Somewhat inexplicably, The Journalist isn’t available online. So here are some highlights to ensure that this important topic finds its way into the vibrant online discussion between professional peers that is the journalism blogosphere.
“In the panic with which many newspaper owners reacted to the rush to go online, many enforced quite large scale redundancies, to slash costs to cover internet investments that would not pay off in the short term,” the commission report says.
The commission’s survey on NUJ chapels found that 50 per cent of chapels had experienced redundancies since the web operation was introduced; 75 per cent of chapels said their workloads had increased; 37 per cent said journalists were working longer hours. Only 34 per cent said the quality of new media was professional, 52 per cent called it adequate, and 14 per cent said it was poor.
The rest of the report extract catalogues a range of strange web workflow practices and a lack of proper editing procedures on web sites:
- Journalists at one “daily group in eastern England” told the commission that there were “no clear guidelines about what should go up when, whose job it is to put it up, who is checking it legally etc.”
- Journalists at one London magazine group reported the web was being run by an “open outcry system” — “The system is that when a writer has done a story, they shout ‘can somebody read this story?’ to check before it goes up.” On one occasion, a feature was put online by a technician rather than a journalist, resulting in a libelous headline that had to be taken down.
- A chapel at a Newsquest title in north of England told the commission that “stories are going online unsubbed” directly from a newsdesk.
- In some publications, “there are no experienced journalists working on the websites and copy is handled by web technicians“.
- The ease of copying and pasting leads to journalists under time pressure to “simply lump text across without proper consideration of its quality or reliability”.

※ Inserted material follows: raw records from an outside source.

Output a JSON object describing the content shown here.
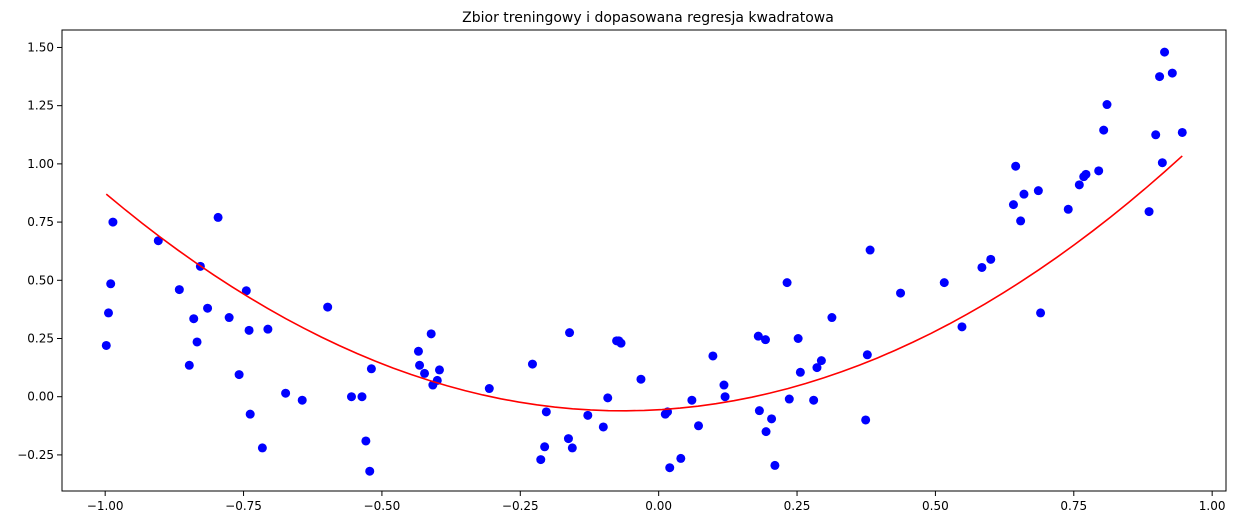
{
  "chart_data": {
    "type": "scatter",
    "title": "Zbior treningowy i dopasowana regresja kwadratowa",
    "xlabel": "",
    "ylabel": "",
    "xlim": [
      -1.078,
      1.025
    ],
    "ylim": [
      -0.405,
      1.575
    ],
    "xticks": [
      -1.0,
      -0.75,
      -0.5,
      -0.25,
      0.0,
      0.25,
      0.5,
      0.75,
      1.0
    ],
    "xtick_labels": [
      "−1.00",
      "−0.75",
      "−0.50",
      "−0.25",
      "0.00",
      "0.25",
      "0.50",
      "0.75",
      "1.00"
    ],
    "yticks": [
      -0.25,
      0.0,
      0.25,
      0.5,
      0.75,
      1.0,
      1.25,
      1.5
    ],
    "ytick_labels": [
      "−0.25",
      "0.00",
      "0.25",
      "0.50",
      "0.75",
      "1.00",
      "1.25",
      "1.50"
    ],
    "grid": false,
    "legend": "none",
    "colors": {
      "points": "#0000ff",
      "fit_line": "#ff0000"
    },
    "series": [
      {
        "kind": "scatter",
        "points": [
          [
            -0.998,
            0.22
          ],
          [
            -0.994,
            0.36
          ],
          [
            -0.99,
            0.485
          ],
          [
            -0.986,
            0.75
          ],
          [
            -0.904,
            0.67
          ],
          [
            -0.866,
            0.46
          ],
          [
            -0.848,
            0.135
          ],
          [
            -0.84,
            0.335
          ],
          [
            -0.834,
            0.235
          ],
          [
            -0.828,
            0.56
          ],
          [
            -0.815,
            0.38
          ],
          [
            -0.796,
            0.77
          ],
          [
            -0.776,
            0.34
          ],
          [
            -0.758,
            0.095
          ],
          [
            -0.745,
            0.455
          ],
          [
            -0.74,
            0.285
          ],
          [
            -0.738,
            -0.075
          ],
          [
            -0.716,
            -0.22
          ],
          [
            -0.706,
            0.29
          ],
          [
            -0.674,
            0.015
          ],
          [
            -0.644,
            -0.015
          ],
          [
            -0.598,
            0.385
          ],
          [
            -0.555,
            0.0
          ],
          [
            -0.536,
            0.0
          ],
          [
            -0.529,
            -0.19
          ],
          [
            -0.522,
            -0.32
          ],
          [
            -0.519,
            0.12
          ],
          [
            -0.434,
            0.195
          ],
          [
            -0.432,
            0.135
          ],
          [
            -0.423,
            0.1
          ],
          [
            -0.411,
            0.27
          ],
          [
            -0.408,
            0.05
          ],
          [
            -0.4,
            0.07
          ],
          [
            -0.396,
            0.115
          ],
          [
            -0.306,
            0.035
          ],
          [
            -0.228,
            0.14
          ],
          [
            -0.213,
            -0.27
          ],
          [
            -0.206,
            -0.215
          ],
          [
            -0.203,
            -0.065
          ],
          [
            -0.163,
            -0.18
          ],
          [
            -0.161,
            0.275
          ],
          [
            -0.156,
            -0.22
          ],
          [
            -0.128,
            -0.08
          ],
          [
            -0.1,
            -0.13
          ],
          [
            -0.092,
            -0.005
          ],
          [
            -0.076,
            0.24
          ],
          [
            -0.072,
            0.24
          ],
          [
            -0.068,
            0.23
          ],
          [
            -0.032,
            0.075
          ],
          [
            0.012,
            -0.075
          ],
          [
            0.016,
            -0.065
          ],
          [
            0.02,
            -0.305
          ],
          [
            0.04,
            -0.265
          ],
          [
            0.06,
            -0.015
          ],
          [
            0.072,
            -0.125
          ],
          [
            0.098,
            0.175
          ],
          [
            0.118,
            0.05
          ],
          [
            0.12,
            0.0
          ],
          [
            0.18,
            0.26
          ],
          [
            0.182,
            -0.06
          ],
          [
            0.193,
            0.245
          ],
          [
            0.194,
            -0.15
          ],
          [
            0.204,
            -0.095
          ],
          [
            0.21,
            -0.295
          ],
          [
            0.232,
            0.49
          ],
          [
            0.236,
            -0.01
          ],
          [
            0.252,
            0.25
          ],
          [
            0.256,
            0.105
          ],
          [
            0.28,
            -0.015
          ],
          [
            0.286,
            0.125
          ],
          [
            0.294,
            0.155
          ],
          [
            0.313,
            0.34
          ],
          [
            0.374,
            -0.1
          ],
          [
            0.377,
            0.18
          ],
          [
            0.382,
            0.63
          ],
          [
            0.437,
            0.445
          ],
          [
            0.516,
            0.49
          ],
          [
            0.548,
            0.3
          ],
          [
            0.584,
            0.555
          ],
          [
            0.6,
            0.59
          ],
          [
            0.641,
            0.825
          ],
          [
            0.645,
            0.99
          ],
          [
            0.654,
            0.755
          ],
          [
            0.66,
            0.87
          ],
          [
            0.686,
            0.885
          ],
          [
            0.69,
            0.36
          ],
          [
            0.74,
            0.805
          ],
          [
            0.76,
            0.91
          ],
          [
            0.768,
            0.945
          ],
          [
            0.772,
            0.955
          ],
          [
            0.795,
            0.97
          ],
          [
            0.804,
            1.145
          ],
          [
            0.81,
            1.255
          ],
          [
            0.886,
            0.795
          ],
          [
            0.898,
            1.125
          ],
          [
            0.905,
            1.375
          ],
          [
            0.91,
            1.005
          ],
          [
            0.914,
            1.48
          ],
          [
            0.928,
            1.39
          ],
          [
            0.946,
            1.135
          ]
        ]
      },
      {
        "kind": "line",
        "coefficients": {
          "a": 1.07,
          "b": 0.14,
          "c": -0.056
        },
        "x_range": [
          -0.998,
          0.946
        ]
      }
    ]
  }
}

- Running unedited press releases is always a problem, but the difficulty of editing video makes video news releases present a particular problem. One Newsquest chapel told the commission: “Police will send us video footage of a drugs raid. We would never run a press release from the police word for word, but we seem happy to do it with their video.”
- Single-journalist video reporting has clear drawbacks, the report says. “To have to seek out information and people to interview, then interview and photograph or film them, then have to write and voice the script, is an inefficient way of working and can never produce such good results as a team.”

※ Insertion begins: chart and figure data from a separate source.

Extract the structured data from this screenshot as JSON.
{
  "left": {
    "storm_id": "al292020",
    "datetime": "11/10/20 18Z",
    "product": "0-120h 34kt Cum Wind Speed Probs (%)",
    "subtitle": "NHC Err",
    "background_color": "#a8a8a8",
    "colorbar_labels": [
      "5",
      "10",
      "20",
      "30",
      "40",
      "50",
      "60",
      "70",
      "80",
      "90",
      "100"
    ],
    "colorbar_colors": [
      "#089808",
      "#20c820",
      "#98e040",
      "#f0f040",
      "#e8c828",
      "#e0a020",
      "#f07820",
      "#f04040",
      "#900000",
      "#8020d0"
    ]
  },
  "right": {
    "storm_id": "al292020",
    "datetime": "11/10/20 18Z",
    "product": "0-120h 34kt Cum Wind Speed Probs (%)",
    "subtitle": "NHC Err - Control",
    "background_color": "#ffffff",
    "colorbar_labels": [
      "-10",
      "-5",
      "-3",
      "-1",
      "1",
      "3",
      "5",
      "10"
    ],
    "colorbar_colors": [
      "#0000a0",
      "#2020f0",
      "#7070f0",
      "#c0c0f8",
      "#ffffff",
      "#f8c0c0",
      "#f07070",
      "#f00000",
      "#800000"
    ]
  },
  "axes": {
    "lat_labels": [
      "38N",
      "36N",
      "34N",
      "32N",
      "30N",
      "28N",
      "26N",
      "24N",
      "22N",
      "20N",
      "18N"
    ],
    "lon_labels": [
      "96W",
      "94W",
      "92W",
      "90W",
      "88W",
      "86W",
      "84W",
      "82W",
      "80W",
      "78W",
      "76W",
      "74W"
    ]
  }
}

- The report stresses the need for proper video training. “Untrained or semi-trained writers or photographers have been turning in such poor video material and taking so long to do it that even the meanest employers appear to be taking notice,” the report says. Several publications reported having to ease up on enthusiasm for video as reality caught up with quality expectations. However the report also acknowledges that “in centres where video training has be thorough, and the journalists are given proper support, work of high quality is being done.”
- Members from a regional daily told the commission: “There is real concern over lack of policy/guidelines and lines of responsibility between papers and web … things would be better if there was a dedicated video unit subject to the web team so decisions about what to cover and how could be integrated into the day’s news plan”.
- “The practice of reporters taking photographs is becoming widespread, to the detriment of the quality of images.”
Does any of this sound familiar? What is to be done?
Update: Blogger and Guardian columnist Jeff Jarvis calls the NUJ’s effort a “whiny, territorial, ass-covering, protecting-the-priesthood, preservation-instead-of-innovation faux report”.
The Telegraph’s community editor, Shane Richmond, isn’t impressed with the report, either. He also doesn’t like the two introductory articles in The Journalist.
Update 25/10:Roy Greenslade intends to leave the union over this. Guardian Unlimited’s Neil McIntosh weighs in as well.